Unfortunately, our search box only displays the most recent 100 characters (including spaces) but our search parser will parse search strings with as many as 16,000 characters.  While the amount of the input that is visible is limited our application does allow users to paste in their search string that they might build outside the application.

So I need to take a break and throw in a plug for a really useful and free) utility called Notepad++.  It is has an amazing feature set.  If you are writing code (Python and Perl and many others) Notepad++ offers syntax highlighting.  It is a lot easier on memory than the included Notepad in the sense that it opens large files much easier.  It has an amazing search facility.  One of the reasons I use it is that it helps me balance parentheses when I am writing a complex search.

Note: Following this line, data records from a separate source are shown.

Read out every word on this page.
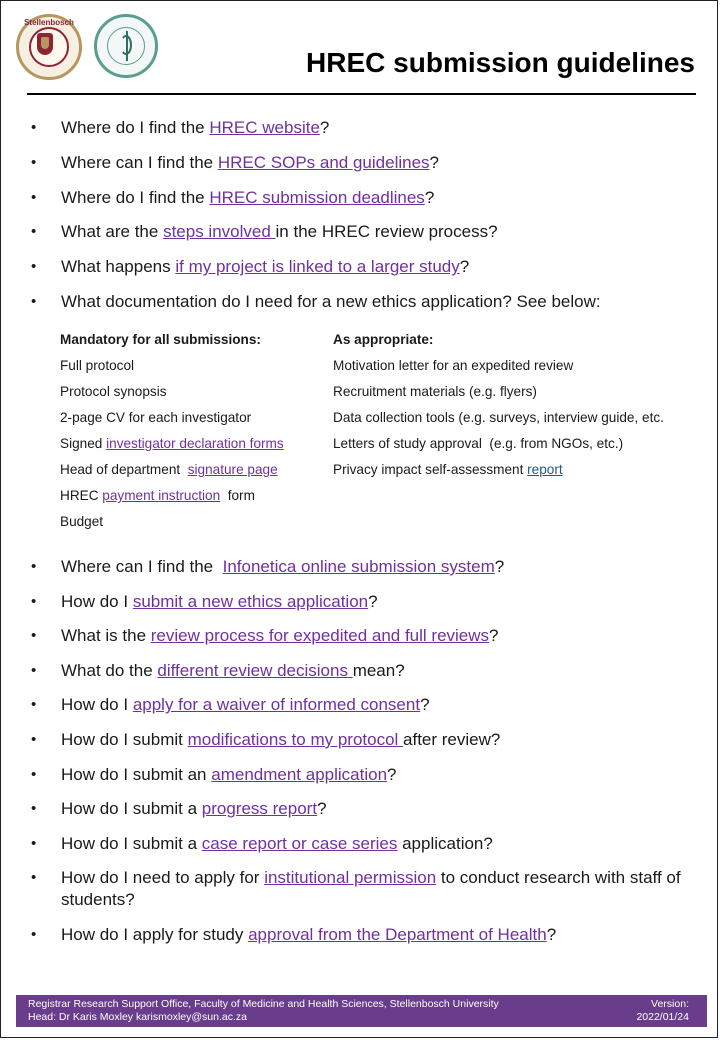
Stellenbosch
HREC submission guidelines
• Where do I find the HREC website?
• Where can I find the HREC SOPs and guidelines?
• Where do I find the HREC submission deadlines?
• What are the steps involved in the HREC review process?
• What happens if my project is linked to a larger study?
• What documentation do I need for a new ethics application? See below:
Mandatory for all submissions:
Full protocol
Protocol synopsis
2-page CV for each investigator
Signed investigator declaration forms
Head of department  signature page
HREC payment instruction  form
Budget
As appropriate:
Motivation letter for an expedited review
Recruitment materials (e.g. flyers)
Data collection tools (e.g. surveys, interview guide, etc.
Letters of study approval  (e.g. from NGOs, etc.)
Privacy impact self-assessment report
• Where can I find the  Infonetica online submission system?
• How do I submit a new ethics application?
• What is the review process for expedited and full reviews?
• What do the different review decisions mean?
• How do I apply for a waiver of informed consent?
• How do I submit modifications to my protocol after review?
• How do I submit an amendment application?
• How do I submit a progress report?
• How do I submit a case report or case series application?
• How do I need to apply for institutional permission to conduct research with staff of students?
• How do I apply for study approval from the Department of Health?
Registrar Research Support Office, Faculty of Medicine and Health Sciences, Stellenbosch University
Head: Dr Karis Moxley karismoxley@sun.ac.za
Version:
2022/01/24
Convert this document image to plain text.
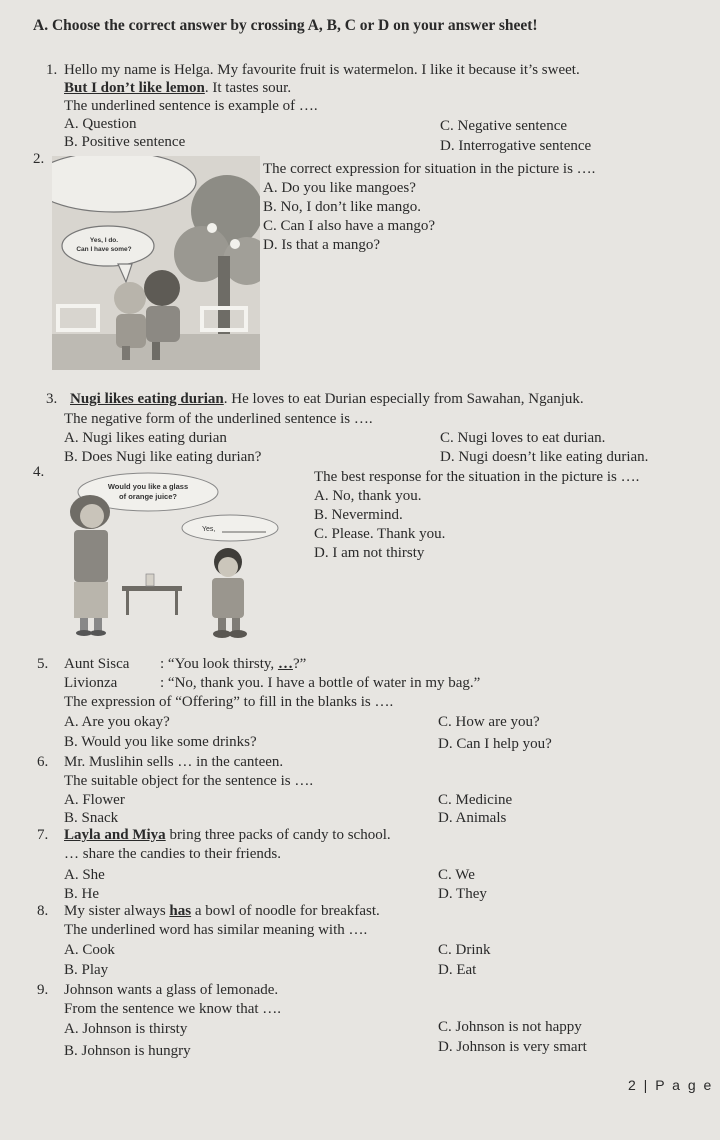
A. Choose the correct answer by crossing A, B, C or D on your answer sheet!
1. Hello my name is Helga. My favourite fruit is watermelon. I like it because it’s sweet.
But I don’t like lemon. It tastes sour.
The underlined sentence is example of ….
A. Question	C. Negative sentence
B. Positive sentence	D. Interrogative sentence
2.
Yes, I do.
Can I have some?
The correct expression for situation in the picture is ….
A. Do you like mangoes?
B. No, I don’t like mango.
C. Can I also have a mango?
D. Is that a mango?
3. Nugi likes eating durian. He loves to eat Durian especially from Sawahan, Nganjuk.
The negative form of the underlined sentence is ….
A. Nugi likes eating durian	C. Nugi loves to eat durian.
B. Does Nugi like eating durian?	D. Nugi doesn’t like eating durian.
4.
Would you like a glass
of orange juice?
Yes,
The best response for the situation in the picture is ….
A. No, thank you.
B. Nevermind.
C. Please. Thank you.
D. I am not thirsty
5. Aunt Sisca : “You look thirsty, …?”
Livionza	: “No, thank you. I have a bottle of water in my bag.”
The expression of “Offering” to fill in the blanks is ….
A. Are you okay?	C. How are you?
B. Would you like some drinks?	D. Can I help you?
6. Mr. Muslihin sells … in the canteen.
The suitable object for the sentence is ….
A. Flower	C. Medicine
B. Snack	D. Animals
7. Layla and Miya bring three packs of candy to school.
… share the candies to their friends.
A. She	C. We
B. He	D. They
8. My sister always has a bowl of noodle for breakfast.
The underlined word has similar meaning with ….
A. Cook	C. Drink
B. Play	D. Eat
9. Johnson wants a glass of lemonade.
From the sentence we know that ….
A. Johnson is thirsty	C. Johnson is not happy
B. Johnson is hungry	D. Johnson is very smart
2 | P a g e
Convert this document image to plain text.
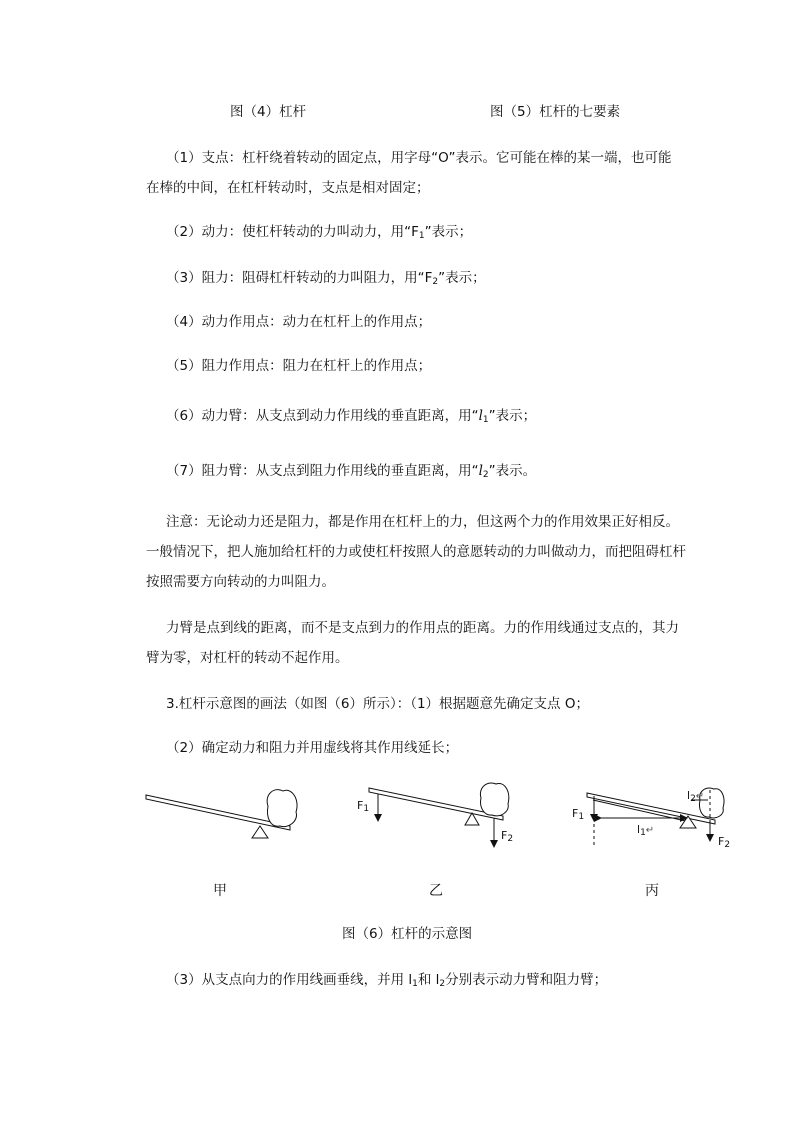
图（4）杠杆	图（5）杠杆的七要素
（1）支点：杠杆绕着转动的固定点，用字母“O”表示。它可能在棒的某一端，也可能
在棒的中间，在杠杆转动时，支点是相对固定；
（2）动力：使杠杆转动的力叫动力，用“$F_1$”表示；
（3）阻力：阻碍杠杆转动的力叫阻力，用“$F_2$”表示；
（4）动力作用点：动力在杠杆上的作用点；
（5）阻力作用点：阻力在杠杆上的作用点；
（6）动力臂：从支点到动力作用线的垂直距离，用“$l_1$”表示；
（7）阻力臂：从支点到阻力作用线的垂直距离，用“$l_2$”表示。
注意：无论动力还是阻力，都是作用在杠杆上的力，但这两个力的作用效果正好相反。
一般情况下，把人施加给杠杆的力或使杠杆按照人的意愿转动的力叫做动力，而把阻碍杠杆
按照需要方向转动的力叫阻力。
力臂是点到线的距离，而不是支点到力的作用点的距离。力的作用线通过支点的，其力
臂为零，对杠杆的转动不起作用。
3.杠杆示意图的画法（如图（6）所示）：（1）根据题意先确定支点 O；
（2）确定动力和阻力并用虚线将其作用线延长；
$F_1$
$F_2$
$F_1$
$l_1↵$
$l_2↵$
$F_2$
甲	乙	丙
图（6）杠杆的示意图
（3）从支点向力的作用线画垂线，并用 $l_1$和 $l_2$分别表示动力臂和阻力臂；
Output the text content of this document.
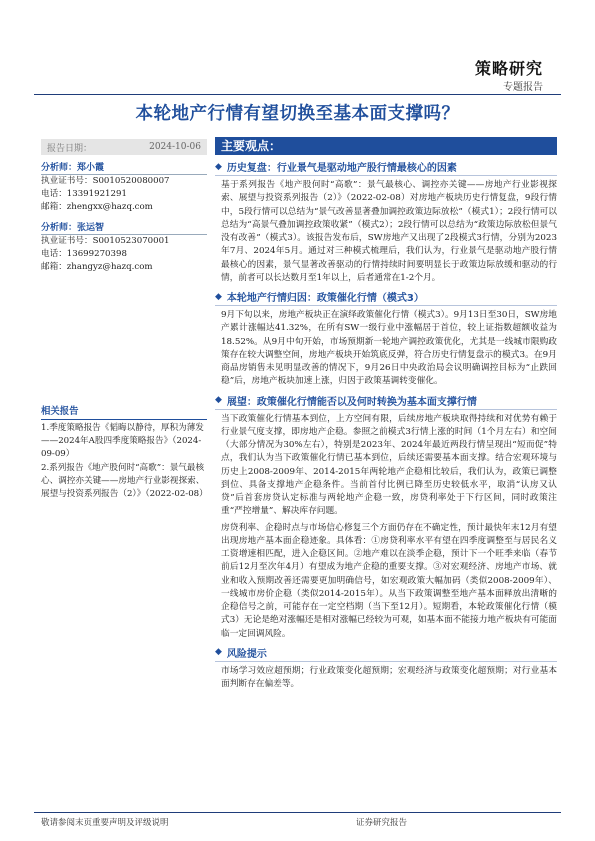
策略研究
专题报告
本轮地产行情有望切换至基本面支撑吗？
报告日期：	2024-10-06
分析师：郑小霞
执业证书号：S0010520080007
电话：13391921291
邮箱：zhengxx@hazq.com
分析师：张运智
执业证书号：S0010523070001
电话：13699270398
邮箱：zhangyz@hazq.com
相关报告
1.季度策略报告《韬晦以静待，厚积为薄发——2024年A股四季度策略报告》（2024-09-09）
2.系列报告《地产股何时“高歌”：景气最核心、调控亦关键——房地产行业影视探索、展望与投资系列报告（2）》（2022-02-08）
主要观点：
◆ 历史复盘：行业景气是驱动地产股行情最核心的因素

基于系列报告《地产股何时“高歌”：景气最核心、调控亦关键——房地产行业影视探索、展望与投资系列报告（2）》（2022-02-08）对房地产板块历史行情复盘，9段行情中，5段行情可以总结为“景气改善显著叠加调控政策边际放松”（模式1）；2段行情可以总结为“高景气叠加调控政策收紧”（模式2）；2段行情可以总结为“政策边际放松但景气没有改善”（模式3）。该报告发布后，SW房地产又出现了2段模式3行情，分别为2023年7月、2024年5月。通过对三种模式梳理后，我们认为，行业景气是驱动地产股行情最核心的因素，景气显著改善驱动的行情持续时间要明显长于政策边际放缓和驱动的行情，前者可以长达数月至1年以上，后者通常在1-2个月。

◆ 本轮地产行情归因：政策催化行情（模式3）

9月下旬以来，房地产板块正在演绎政策催化行情（模式3）。9月13日至30日，SW房地产累计涨幅达41.32%，在所有SW一级行业中涨幅居于首位，较上证指数超额收益为18.52%。从9月中旬开始，市场预期新一轮地产调控政策优化，尤其是一线城市限购政策存在较大调整空间，房地产板块开始筑底反弹，符合历史行情复盘示的模式3。在9月商品房销售未见明显改善的情况下，9月26日中央政治局会议明确调控目标为“止跌回稳”后，房地产板块加速上涨，归因于政策基调转变催化。

◆ 展望：政策催化行情能否以及何时转换为基本面支撑行情

当下政策催化行情基本到位，上方空间有限，后续房地产板块取得持续和对优势有赖于行业景气度支撑，即房地产企稳。参照之前模式3行情上涨的时间（1个月左右）和空间（大部分情况为30%左右），特别是2023年、2024年最近两段行情呈现出“短而促”特点，我们认为当下政策催化行情已基本到位，后续还需要基本面支撑。结合宏观环境与历史上2008-2009年、2014-2015年两轮地产企稳相比较后，我们认为，政策已调整到位、具备支撑地产企稳条件。当前首付比例已降至历史较低水平，取消“认房又认贷”后首套房贷认定标准与两轮地产企稳一致，房贷利率处于下行区间，同时政策注重“严控增量”、解决库存问题。

房贷利率、企稳时点与市场信心修复三个方面仍存在不确定性，预计最快年末12月有望出现房地产基本面企稳迹象。具体看：①房贷利率水平有望在四季度调整至与居民名义工资增速相匹配，进入企稳区间。②地产难以在淡季企稳，预计下一个旺季来临（春节前后12月至次年4月）有望成为地产企稳的重要支撑。③对宏观经济、房地产市场、就业和收入预期改善还需要更加明确信号，如宏观政策大幅加码（类似2008-2009年）、一线城市房价企稳（类似2014-2015年）。从当下政策调整至地产基本面释放出清晰的企稳信号之前，可能存在一定空档期（当下至12月）。短期看，本轮政策催化行情（模式3）无论是绝对涨幅还是相对涨幅已经较为可观，如基本面不能接力地产板块有可能面临一定回调风险。

◆ 风险提示

市场学习效应超预期；行业政策变化超预期；宏观经济与政策变化超预期；对行业基本面判断存在偏差等。

敬请参阅末页重要声明及评级说明	证券研究报告
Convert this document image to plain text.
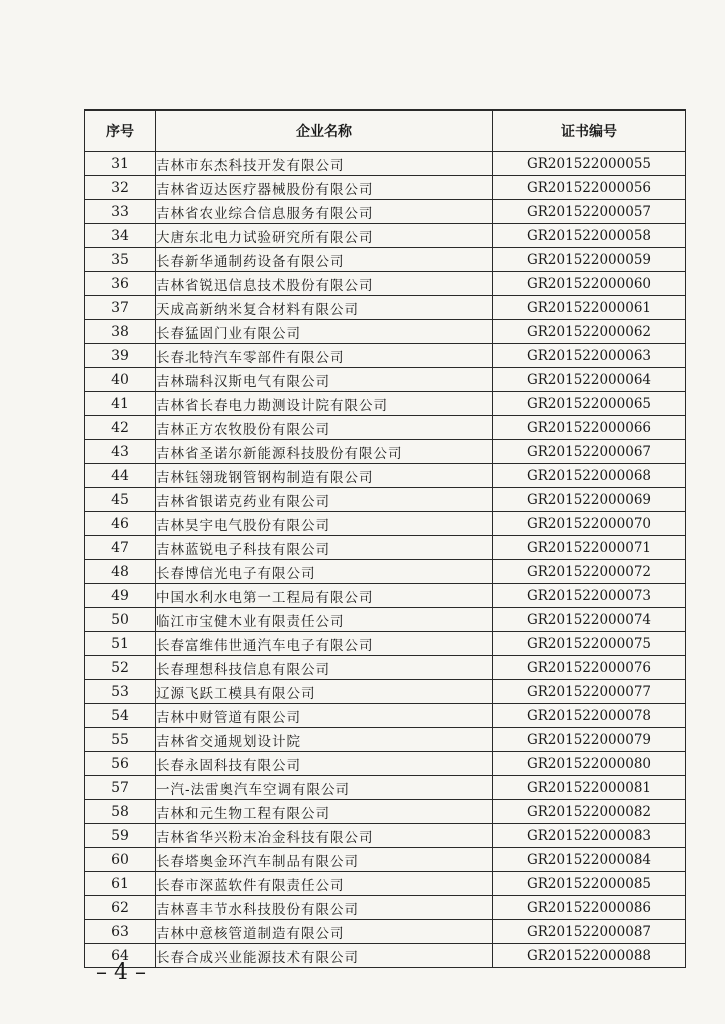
序号	企业名称	证书编号
31	吉林市东杰科技开发有限公司	GR201522000055
32	吉林省迈达医疗器械股份有限公司	GR201522000056
33	吉林省农业综合信息服务有限公司	GR201522000057
34	大唐东北电力试验研究所有限公司	GR201522000058
35	长春新华通制药设备有限公司	GR201522000059
36	吉林省锐迅信息技术股份有限公司	GR201522000060
37	天成高新纳米复合材料有限公司	GR201522000061
38	长春猛固门业有限公司	GR201522000062
39	长春北特汽车零部件有限公司	GR201522000063
40	吉林瑞科汉斯电气有限公司	GR201522000064
41	吉林省长春电力勘测设计院有限公司	GR201522000065
42	吉林正方农牧股份有限公司	GR201522000066
43	吉林省圣诺尔新能源科技股份有限公司	GR201522000067
44	吉林钰翎珑钢管钢构制造有限公司	GR201522000068
45	吉林省银诺克药业有限公司	GR201522000069
46	吉林昊宇电气股份有限公司	GR201522000070
47	吉林蓝锐电子科技有限公司	GR201522000071
48	长春博信光电子有限公司	GR201522000072
49	中国水利水电第一工程局有限公司	GR201522000073
50	临江市宝健木业有限责任公司	GR201522000074
51	长春富维伟世通汽车电子有限公司	GR201522000075
52	长春理想科技信息有限公司	GR201522000076
53	辽源飞跃工模具有限公司	GR201522000077
54	吉林中财管道有限公司	GR201522000078
55	吉林省交通规划设计院	GR201522000079
56	长春永固科技有限公司	GR201522000080
57	一汽-法雷奥汽车空调有限公司	GR201522000081
58	吉林和元生物工程有限公司	GR201522000082
59	吉林省华兴粉末冶金科技有限公司	GR201522000083
60	长春塔奥金环汽车制品有限公司	GR201522000084
61	长春市深蓝软件有限责任公司	GR201522000085
62	吉林喜丰节水科技股份有限公司	GR201522000086
63	吉林中意核管道制造有限公司	GR201522000087
64	长春合成兴业能源技术有限公司	GR201522000088
– 4 –
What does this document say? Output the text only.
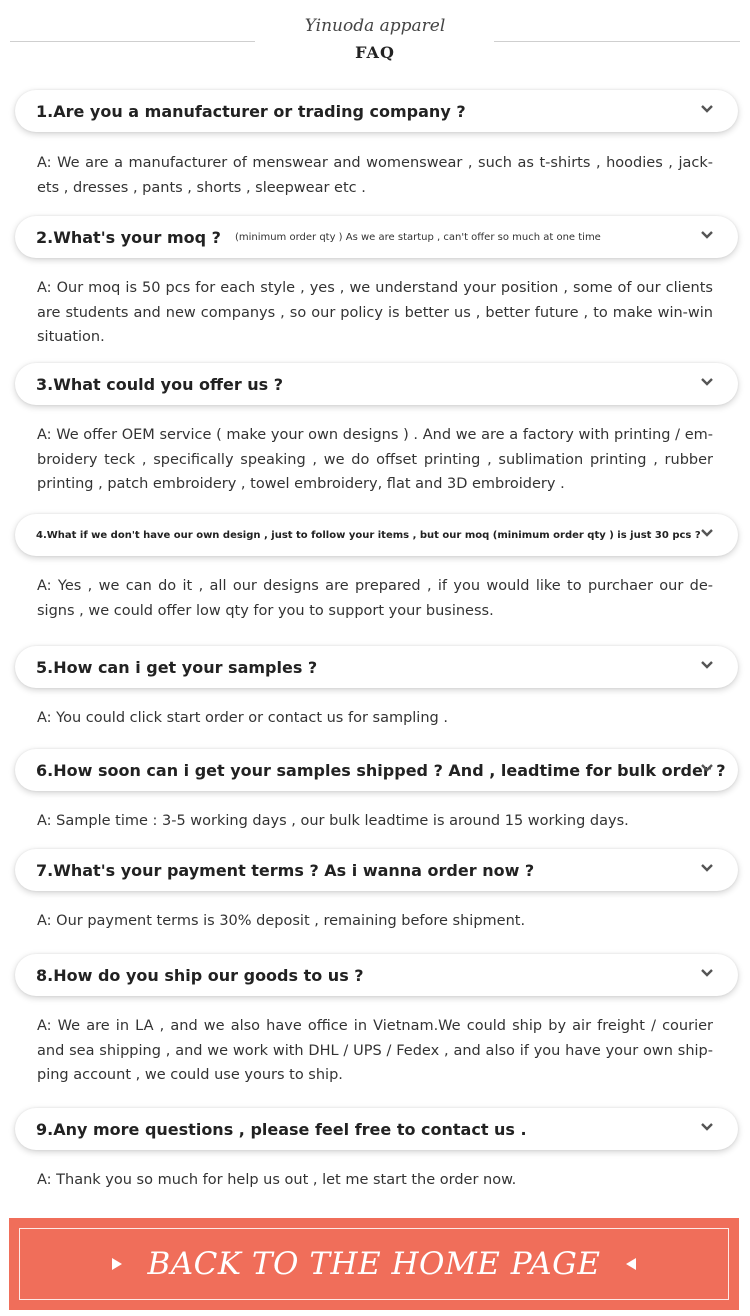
Yinuoda apparel
FAQ
1.Are you a manufacturer or trading company ?
A: We are a manufacturer of menswear and womenswear , such as t-shirts , hoodies , jack- ets , dresses , pants , shorts , sleepwear etc .
2.What's your moq ? (minimum order qty ) As we are startup , can't offer so much at one time
A: Our moq is 50 pcs for each style , yes , we understand your position , some of our clients are students and new companys , so our policy is better us , better future , to make win-win situation.
3.What could you offer us ?
A: We offer OEM service ( make your own designs ) . And we are a factory with printing / em- broidery teck , specifically speaking , we do offset printing , sublimation printing , rubber printing , patch embroidery , towel embroidery, flat and 3D embroidery .
4.What if we don't have our own design , just to follow your items , but our moq (minimum order qty ) is just 30 pcs ?
A: Yes , we can do it , all our designs are prepared , if you would like to purchaer our de- signs , we could offer low qty for you to support your business.
5.How can i get your samples ?
A: You could click start order or contact us for sampling .
6.How soon can i get your samples shipped ? And , leadtime for bulk order ?
A: Sample time : 3-5 working days , our bulk leadtime is around 15 working days.
7.What's your payment terms ? As i wanna order now ?
A: Our payment terms is 30% deposit , remaining before shipment.
8.How do you ship our goods to us ?
A: We are in LA , and we also have office in Vietnam.We could ship by air freight / courier and sea shipping , and we work with DHL / UPS / Fedex , and also if you have your own ship- ping account , we could use yours to ship.
9.Any more questions , please feel free to contact us .
A: Thank you so much for help us out , let me start the order now.
BACK TO THE HOME PAGE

When I start getting confused with the search I am trying to construct I stop trying to build it in our search box and switch to Notepad++.

As I mentioned above, I started building the search inside the Search, Extraction & Normalization Engine. Here is a screenshot of part of the search, we can only see about 100 characters at a time.


I was not seeing results from some auditing firms that I expected and so I decided the best thing to do was to build the search in Notepad++.  If you place your mouse in the Search Phrase box and use the right-click button there is a context choice – select all.  So I did that to select and then copy my existing search phrase from our application to Notepad++ (NPP).


I pasted it squished down so you can see that there are 732 characters in my search.  Just pasting it into NPP isn’t enough, I want to see the search.  So I started adding line breaks after operators or terms. Here is an image of the search reorganized in NPP:


Organizing the search this way sure makes it a lot easier to read.  I have two clumsily drawn circles in the image up there.  The smaller one at the top illustrates the parentheses matching.  If you are next to a parentheses it will change color (you can set the color you want, the default is red) and the matching parentheses will also light-up.  That is a really useful feature that I use a lot when building nested searches. You can easily tell if you have unbalanced parentheses by placing the cursor next to one and then scroll up or down to look for another with the same highlighting.  If you don’t see one then you have an unbalanced parenthesis.

The second, longer red ‘circle’ illustrates that I think it is always a best practice to indent each new line of search content one space.  The reason for this is if you hit return and then start typing in the first column of the new line the parser will run together the last word (or operator) of the previous line with the first word (or operator) of the current line.

Once the search was in NPP it was easy to analyze.  The problem we were having turned out to be an unbalanced parenthesis and typos (read misspellings).  Once those were corrected we just selected our search (as it was displayed in NPP – we did not have to get rid of the line breaks) and then pasted it back into the search box.


Notice, that the line breaks are preserved.  The parser will take care of the line breaks when we submit the search.

For those of you new to our software, the andany operator is not used in the process of selecting documents.  Rather it is used to count instances of other words or phrases in the documents selected with the other operators.  While our focus in this search was on LIFO we also want to inspect references to FIFO to make sure we properly identify LIFO adopters (that explains the first andany operator).  The second, in front of the list of auditors is to identify the auditor(s) associated with the companies who do mention LIFO in their 10-K.

In the search results displayed below – there were 2,439 documents found.  These documents were selected because:

  1. They had either the phrase “last in” (hyphenated or not)
  2. or they had the term LIFO
  3. and they were 10-K documents (not exhibits)
  4. and I set a date filter to select only filings made between 1/1/2012 and 5/30/2016

Because of the andany  operators we could check on their auditor and find their context for FIFO if they mentioned either in the document.